Un libro di domande, per chiunque abbia perso qualcosa
Chi è quel 12enne e cos’è che Lidia ha visto o riconosciuto in lui? Come mai il caos del suo mondo di donna sola è sembrato ricomporsi davanti allo sguardo di quel ragazzo? Dopo essersi chiesta per tanto tempo dove fosse finito suo figlio, cos’è che ha spinto Lidia a fidarsi e a fare progetti su quella piccola e triste esistenza? E che fine faranno lei e il ragazzo? Vivranno insieme, fuggiranno insieme, si perderanno a vicenda? E quando tutte le strade sembrano portare a un vicolo cieco, qual è la cosa più giusta da fare, e fino a che punto potranno salvarsi? In “Nero Addosso” il lettore troverà risposte ma soprattutto domande, di una donna – Lidia – che vede quel che nessun altro vede, che sente quel che nessun altro sente, che non ci sta ad essere come gli altri la vogliono; che abita il poco spazio che il dolore le ha lasciato e sa tenere gli altri sulla porta, mentre lei è ferma da anni allo stesso ricordo, a quel parco, a suo figlio, a quel giorno. Una donna che però sotto le macerie di una vita franata non ci sta a seppellire anche la speranza e il futuro che le rimane, e li fa risorgere entrambi in un modo nuovo e tutto suo.

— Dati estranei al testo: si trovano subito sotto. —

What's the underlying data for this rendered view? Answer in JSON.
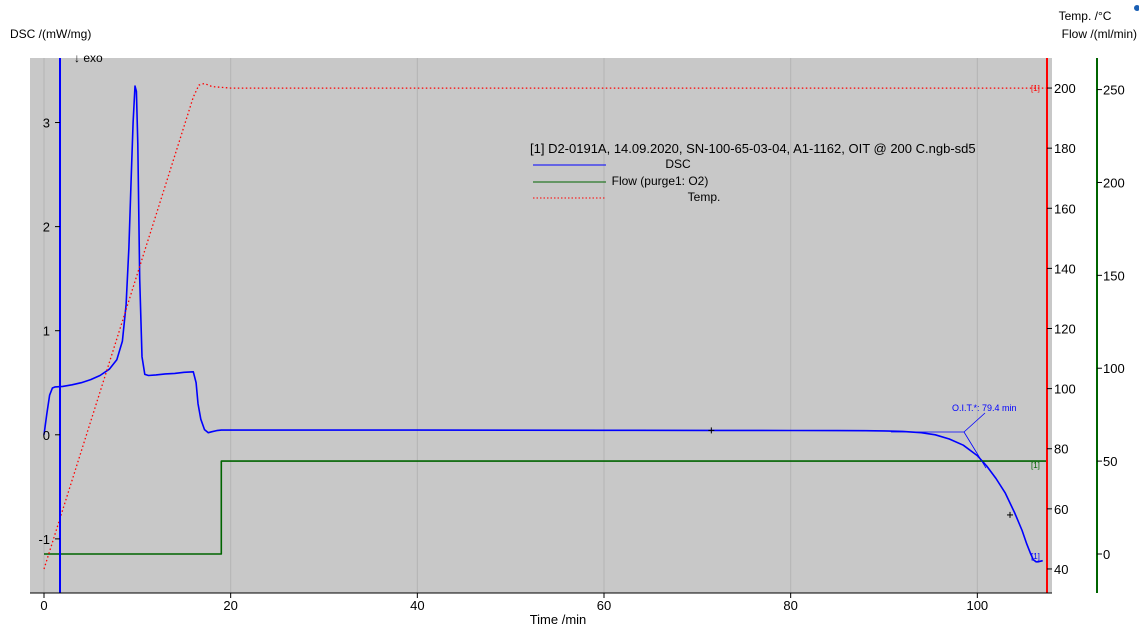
{
  "chart_data": {
    "type": "line",
    "title": "",
    "xlabel": "Time /min",
    "xlim": [
      -1.5,
      108
    ],
    "xticks": [
      0,
      20,
      40,
      60,
      80,
      100
    ],
    "axes": {
      "dsc": {
        "label": "DSC /(mW/mg)",
        "lim": [
          -1.52,
          3.62
        ],
        "ticks": [
          -1,
          0,
          1,
          2,
          3
        ],
        "color": "#0000ff"
      },
      "temp": {
        "label": "Temp. /°C",
        "lim": [
          32,
          210
        ],
        "ticks": [
          40,
          60,
          80,
          100,
          120,
          140,
          160,
          180,
          200
        ],
        "color": "#ff0000"
      },
      "flow": {
        "label": "Flow /(ml/min)",
        "lim": [
          -21,
          267
        ],
        "ticks": [
          0,
          50,
          100,
          150,
          200,
          250
        ],
        "color": "#006400"
      }
    },
    "exo_label": "↓ exo",
    "legend": {
      "position": "top-center",
      "header": "[1]  D2-0191A, 14.09.2020, SN-100-65-03-04, A1-1162, OIT @ 200 C.ngb-sd5",
      "entries": [
        "DSC",
        "Flow (purge1: O2)",
        "Temp."
      ]
    },
    "series": [
      {
        "name": "DSC",
        "axis": "dsc",
        "color": "#0000ff",
        "style": "solid",
        "x": [
          0,
          0.3,
          0.6,
          0.9,
          1.2,
          2,
          3,
          4,
          5,
          6,
          7,
          7.8,
          8.4,
          8.8,
          9.1,
          9.35,
          9.55,
          9.75,
          9.9,
          10.05,
          10.25,
          10.5,
          10.8,
          11.2,
          12,
          13,
          14,
          15,
          16,
          16.3,
          16.5,
          16.8,
          17.2,
          17.6,
          18,
          18.5,
          19,
          20,
          30,
          40,
          50,
          60,
          71.5,
          80,
          85,
          88,
          90,
          92,
          94,
          95.5,
          97,
          98.5,
          100,
          101,
          102,
          103,
          104,
          104.8,
          105.3,
          105.7,
          106,
          106.3,
          106.5,
          107
        ],
        "y": [
          0.0,
          0.2,
          0.38,
          0.45,
          0.46,
          0.465,
          0.48,
          0.5,
          0.53,
          0.57,
          0.63,
          0.72,
          0.9,
          1.25,
          1.8,
          2.5,
          3.0,
          3.35,
          3.3,
          2.8,
          1.5,
          0.75,
          0.58,
          0.57,
          0.575,
          0.585,
          0.59,
          0.6,
          0.605,
          0.5,
          0.3,
          0.15,
          0.05,
          0.02,
          0.03,
          0.04,
          0.045,
          0.045,
          0.045,
          0.045,
          0.044,
          0.043,
          0.042,
          0.041,
          0.04,
          0.039,
          0.037,
          0.033,
          0.02,
          0.0,
          -0.04,
          -0.1,
          -0.2,
          -0.3,
          -0.42,
          -0.56,
          -0.75,
          -0.92,
          -1.05,
          -1.14,
          -1.2,
          -1.22,
          -1.22,
          -1.21
        ],
        "end_label": "[1]"
      },
      {
        "name": "Flow (purge1: O2)",
        "axis": "flow",
        "color": "#006400",
        "style": "solid",
        "x": [
          0,
          19,
          19,
          107.5
        ],
        "y": [
          0,
          0,
          50,
          50
        ],
        "end_label": "[1]"
      },
      {
        "name": "Temp.",
        "axis": "temp",
        "color": "#ff0000",
        "style": "dotted",
        "x": [
          0,
          16,
          16.6,
          17.2,
          18,
          20,
          107.5
        ],
        "y": [
          40,
          197,
          201,
          201.5,
          200.5,
          200,
          200
        ],
        "end_label": "[1]"
      }
    ],
    "annotations": [
      {
        "text": "O.I.T.*: 79.4 min",
        "color": "#0000ff"
      }
    ]
  }
}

Ci sono libri che andrebbero messi in tasca, per essere tirati fuori quando servono. Nero Addosso è uno di questi. Perché è più di un romanzo, molto più di una storia. È una confidenza sussurrata da Caterina all’orecchio di ciascun lettore. Una lezione per chiunque abbia perso qualcosa – qualsiasi cosa – nella vita. E un conforto per chi, dopo qualsiasi ieri, ha smesso di credere nei miracoli, ma crede ancora – e crederà sempre – nei ritorni. Anche in quelli impossibili.
Data recensione: 28/11/2022
Testata Giornalistica: La Nazione - Luce!